What's more, so-called energy intensity is declining rapidly. That means we produce more with less energy. According to Economy.com, "The U.S. economy has undergone major structural changes over the last two decades, becoming more energy efficient, thus reducing its overall dependence on energy... The energy intensity of the U.S. economy has declined by roughly 40% since the first oil crisis" (as of 2001). (See Economy.com graph here.)
These trends are healthy ones for the economy. They also put the lie to President Bush's recent unwise rhetoric about America's oil "addiction." The nature of addiction typically is that it becomes all-consuming, eating up a greater share of one's life and livelihood. But the long term trends of American consumer spending reflect something different -- energy is becoming less important over time to the overall economy.
Of course, no one likes to pay higher prices at the pump. And our political class, in a bi-partisan tizzy, is threatening to do something -- raising taxes, cutting taxes, more regulation, less regulation. But the price mechanism, even when it acts in ways we don't like, is something we monkey with at our peril. It serves a critical function by sending information signals throughout an energy market that is global and highly competitive; these signals help determine where best to allocate capital to increase supplies. The last things needed at this point are political maneuvers that will distort and warp these signals.
The energy market is already badly and inefficiently regulated as it is, a mish-mash of tax breaks, government subsidies, taxes and regulations. Almost everything being proposed from President Bush to Sen. Dick Durbin on down -- subsidies to alternative fuel sources, changing CAFE standards, tax breaks as well as windfall profits taxes -- would make a bad regulatory situation much worse.

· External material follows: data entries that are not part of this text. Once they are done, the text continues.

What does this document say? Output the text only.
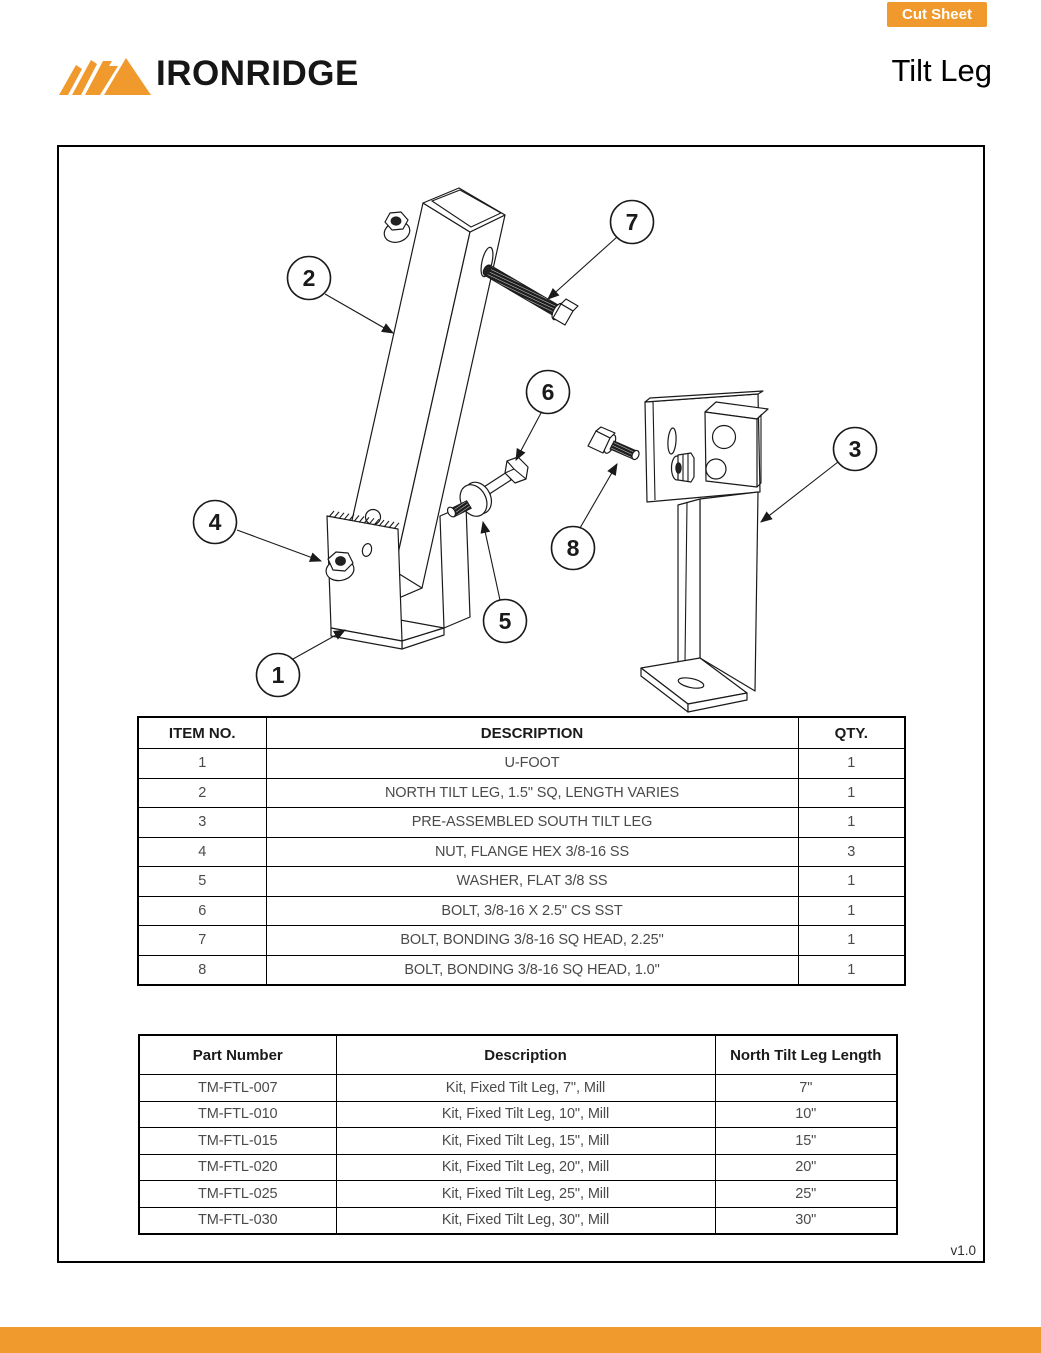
Cut Sheet
IRONRIDGE	Tilt Leg
1
2
3
4
5
6
7
8
ITEM NO.	DESCRIPTION	QTY.
1	U-FOOT	1
2	NORTH TILT LEG, 1.5" SQ, LENGTH VARIES	1
3	PRE-ASSEMBLED SOUTH TILT LEG	1
4	NUT, FLANGE HEX 3/8-16 SS	3
5	WASHER, FLAT 3/8 SS	1
6	BOLT, 3/8-16 X 2.5" CS SST	1
7	BOLT, BONDING 3/8-16 SQ HEAD, 2.25"	1
8	BOLT, BONDING 3/8-16 SQ HEAD, 1.0"	1
Part Number	Description	North Tilt Leg Length
TM-FTL-007	Kit, Fixed Tilt Leg, 7", Mill	7"
TM-FTL-010	Kit, Fixed Tilt Leg, 10", Mill	10"
TM-FTL-015	Kit, Fixed Tilt Leg, 15", Mill	15"
TM-FTL-020	Kit, Fixed Tilt Leg, 20", Mill	20"
TM-FTL-025	Kit, Fixed Tilt Leg, 25", Mill	25"
TM-FTL-030	Kit, Fixed Tilt Leg, 30", Mill	30"
v1.0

With some analysts predicting oil per barrel going up to $75 or higher in the near future, we might see retail prices to go up further still. But unlike a generation or two ago, these increases will unlikely prompt the broader economic pain they once did. That's something to be happy about. So now's a good time to take a deep breath, go for a long drive -- and think about how bad government policies contribute to what we're already paying at the pump.